Sawhney, it is worth noting, is co-founder of Hosho, a cybersecurity firm that specializes in offering just those sorts of testing protection services to cryptocurrency exchanges.
But, he noted, from that vantage point he has a front-row seat to some of the more creative ways hackers gain access to systems and cryptocurrency exchanges. People are often as easier to hack than computers, he noted, citing the example of one exchange that found itself on the wrong side of a security breach because one of its employees was a dog lover.
“The hacker monitored the social feeds of this employee and gained access to realise that fact,” Sawhey explained. “They made a fake website and application for this employee to apply to compete in a local dog walking competition.”
One wrong opened email and one wrong opened PDF later, and the hacker had access to all of that employee’s keystrokes. From there it was short work to harvest all of her usernames and passwords, said Sawhney, which included several that were relevant to the exchange at which she worked. Within 48 hours of the employee applying to take part in a fake dog show, the exchange lost millions of dollars.

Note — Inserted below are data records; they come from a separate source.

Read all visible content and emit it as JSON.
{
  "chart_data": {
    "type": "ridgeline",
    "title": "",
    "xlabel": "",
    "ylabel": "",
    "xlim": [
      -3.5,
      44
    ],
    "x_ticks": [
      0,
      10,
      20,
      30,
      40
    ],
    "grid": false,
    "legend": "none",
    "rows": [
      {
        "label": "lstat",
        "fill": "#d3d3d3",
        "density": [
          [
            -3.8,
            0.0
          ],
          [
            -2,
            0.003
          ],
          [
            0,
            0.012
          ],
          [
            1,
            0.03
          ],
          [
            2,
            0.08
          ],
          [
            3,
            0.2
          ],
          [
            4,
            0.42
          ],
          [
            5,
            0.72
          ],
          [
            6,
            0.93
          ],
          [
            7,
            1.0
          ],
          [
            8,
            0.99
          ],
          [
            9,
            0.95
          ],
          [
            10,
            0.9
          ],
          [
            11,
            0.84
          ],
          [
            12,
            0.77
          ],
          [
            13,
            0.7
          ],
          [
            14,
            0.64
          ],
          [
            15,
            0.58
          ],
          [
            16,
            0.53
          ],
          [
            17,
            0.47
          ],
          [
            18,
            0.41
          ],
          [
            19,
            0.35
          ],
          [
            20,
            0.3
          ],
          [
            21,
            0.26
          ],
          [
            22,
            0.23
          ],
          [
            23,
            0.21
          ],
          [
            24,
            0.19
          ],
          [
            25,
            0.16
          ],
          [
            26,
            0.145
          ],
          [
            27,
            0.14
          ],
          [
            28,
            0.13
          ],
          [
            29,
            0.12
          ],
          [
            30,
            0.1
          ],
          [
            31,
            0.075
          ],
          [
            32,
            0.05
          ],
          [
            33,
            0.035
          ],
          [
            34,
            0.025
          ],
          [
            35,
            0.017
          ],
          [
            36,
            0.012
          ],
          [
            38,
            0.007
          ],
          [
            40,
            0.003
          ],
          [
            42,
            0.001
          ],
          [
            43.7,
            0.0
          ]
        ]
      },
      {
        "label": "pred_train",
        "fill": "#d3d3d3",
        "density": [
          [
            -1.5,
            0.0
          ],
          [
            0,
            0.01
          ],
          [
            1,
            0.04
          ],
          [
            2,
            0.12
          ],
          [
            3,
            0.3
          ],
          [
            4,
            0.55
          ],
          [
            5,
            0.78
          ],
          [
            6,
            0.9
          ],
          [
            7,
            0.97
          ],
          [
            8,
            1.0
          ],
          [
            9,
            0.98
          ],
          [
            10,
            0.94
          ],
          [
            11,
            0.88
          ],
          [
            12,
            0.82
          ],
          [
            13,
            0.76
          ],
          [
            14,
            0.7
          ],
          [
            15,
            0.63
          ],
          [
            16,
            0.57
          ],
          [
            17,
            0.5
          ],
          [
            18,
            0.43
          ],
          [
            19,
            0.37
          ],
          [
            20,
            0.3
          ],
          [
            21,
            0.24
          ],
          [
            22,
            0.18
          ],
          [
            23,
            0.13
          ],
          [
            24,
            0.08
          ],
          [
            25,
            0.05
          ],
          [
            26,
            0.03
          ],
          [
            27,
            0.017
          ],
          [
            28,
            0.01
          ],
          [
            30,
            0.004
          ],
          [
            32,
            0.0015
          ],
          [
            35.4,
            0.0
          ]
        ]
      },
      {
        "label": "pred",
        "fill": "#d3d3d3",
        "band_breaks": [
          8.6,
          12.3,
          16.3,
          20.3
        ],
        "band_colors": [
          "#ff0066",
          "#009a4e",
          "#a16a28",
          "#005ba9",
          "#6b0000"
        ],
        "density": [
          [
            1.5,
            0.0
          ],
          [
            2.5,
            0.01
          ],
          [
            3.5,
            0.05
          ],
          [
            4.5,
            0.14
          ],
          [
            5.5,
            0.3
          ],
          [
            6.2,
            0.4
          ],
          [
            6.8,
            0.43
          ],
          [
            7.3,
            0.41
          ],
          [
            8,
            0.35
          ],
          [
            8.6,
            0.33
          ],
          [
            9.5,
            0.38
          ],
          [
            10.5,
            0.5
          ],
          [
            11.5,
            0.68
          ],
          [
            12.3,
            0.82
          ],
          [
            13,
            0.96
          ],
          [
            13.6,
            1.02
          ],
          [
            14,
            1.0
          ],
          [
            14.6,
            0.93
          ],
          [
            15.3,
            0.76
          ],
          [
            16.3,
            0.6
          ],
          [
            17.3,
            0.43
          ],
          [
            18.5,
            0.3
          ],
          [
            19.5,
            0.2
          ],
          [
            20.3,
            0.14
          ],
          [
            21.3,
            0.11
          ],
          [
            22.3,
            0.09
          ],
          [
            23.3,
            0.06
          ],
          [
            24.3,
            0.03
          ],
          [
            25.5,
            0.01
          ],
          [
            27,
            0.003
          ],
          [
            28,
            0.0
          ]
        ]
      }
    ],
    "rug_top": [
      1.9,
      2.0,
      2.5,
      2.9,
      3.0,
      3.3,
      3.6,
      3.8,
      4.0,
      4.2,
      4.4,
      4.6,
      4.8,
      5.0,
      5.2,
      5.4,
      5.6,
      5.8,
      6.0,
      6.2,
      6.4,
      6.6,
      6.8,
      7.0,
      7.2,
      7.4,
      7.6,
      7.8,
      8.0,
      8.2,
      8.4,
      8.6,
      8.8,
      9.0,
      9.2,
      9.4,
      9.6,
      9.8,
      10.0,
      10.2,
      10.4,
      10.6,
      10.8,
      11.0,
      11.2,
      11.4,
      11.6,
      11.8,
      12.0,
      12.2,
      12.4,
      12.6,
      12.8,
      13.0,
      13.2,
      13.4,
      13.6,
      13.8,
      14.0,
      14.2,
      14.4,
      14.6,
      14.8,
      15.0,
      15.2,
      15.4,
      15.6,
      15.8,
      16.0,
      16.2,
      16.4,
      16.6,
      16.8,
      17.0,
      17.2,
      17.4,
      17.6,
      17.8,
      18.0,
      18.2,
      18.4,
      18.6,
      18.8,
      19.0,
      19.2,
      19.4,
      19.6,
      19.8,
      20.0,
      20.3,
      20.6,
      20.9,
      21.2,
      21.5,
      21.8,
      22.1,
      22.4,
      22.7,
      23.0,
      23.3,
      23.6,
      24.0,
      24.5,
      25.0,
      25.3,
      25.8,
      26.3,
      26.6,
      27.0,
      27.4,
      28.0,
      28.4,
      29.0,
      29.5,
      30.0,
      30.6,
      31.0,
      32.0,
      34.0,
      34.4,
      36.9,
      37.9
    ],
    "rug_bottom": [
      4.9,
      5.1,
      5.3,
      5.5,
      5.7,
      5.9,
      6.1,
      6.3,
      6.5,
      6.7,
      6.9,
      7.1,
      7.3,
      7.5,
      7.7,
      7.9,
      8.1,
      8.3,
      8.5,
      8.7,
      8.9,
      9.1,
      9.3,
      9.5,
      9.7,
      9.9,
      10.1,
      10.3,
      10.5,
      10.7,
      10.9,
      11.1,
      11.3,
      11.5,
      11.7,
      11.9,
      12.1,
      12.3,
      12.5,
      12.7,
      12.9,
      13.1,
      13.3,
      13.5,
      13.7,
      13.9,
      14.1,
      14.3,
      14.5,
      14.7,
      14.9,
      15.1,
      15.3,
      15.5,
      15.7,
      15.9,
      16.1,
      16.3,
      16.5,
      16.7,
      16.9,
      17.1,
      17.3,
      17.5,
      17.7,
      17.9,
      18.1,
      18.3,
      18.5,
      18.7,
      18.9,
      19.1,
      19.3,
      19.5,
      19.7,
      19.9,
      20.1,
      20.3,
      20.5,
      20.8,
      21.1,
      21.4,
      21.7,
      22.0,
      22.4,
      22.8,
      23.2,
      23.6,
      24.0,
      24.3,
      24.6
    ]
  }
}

Hackers, he said, are always going to be looking for the path of least resistance into a system, whatever the contours of that path may be. And, he noted, there are lots of ways to mess with crypto firms — particularly those that aren’t regularly auditing their systems with penetration testing against fraud — including smart contract hacking or order book manipulation. Moreover, he said, hackers know which firms are thinking bigger and in more depth about their security solutions — and which ones are not.
The firms that are figuring out how to properly hold private keys and manage hot and cold storage of coins, he said, are more likely to be skipped over in favor of the “low-hanging fruit” of the less security-minded exchanges in the world.
The real losers, he said, are members of the public who are often totally unaware that these small hacks are going unreported every day — particularly as hackers are lining their pockets with millions.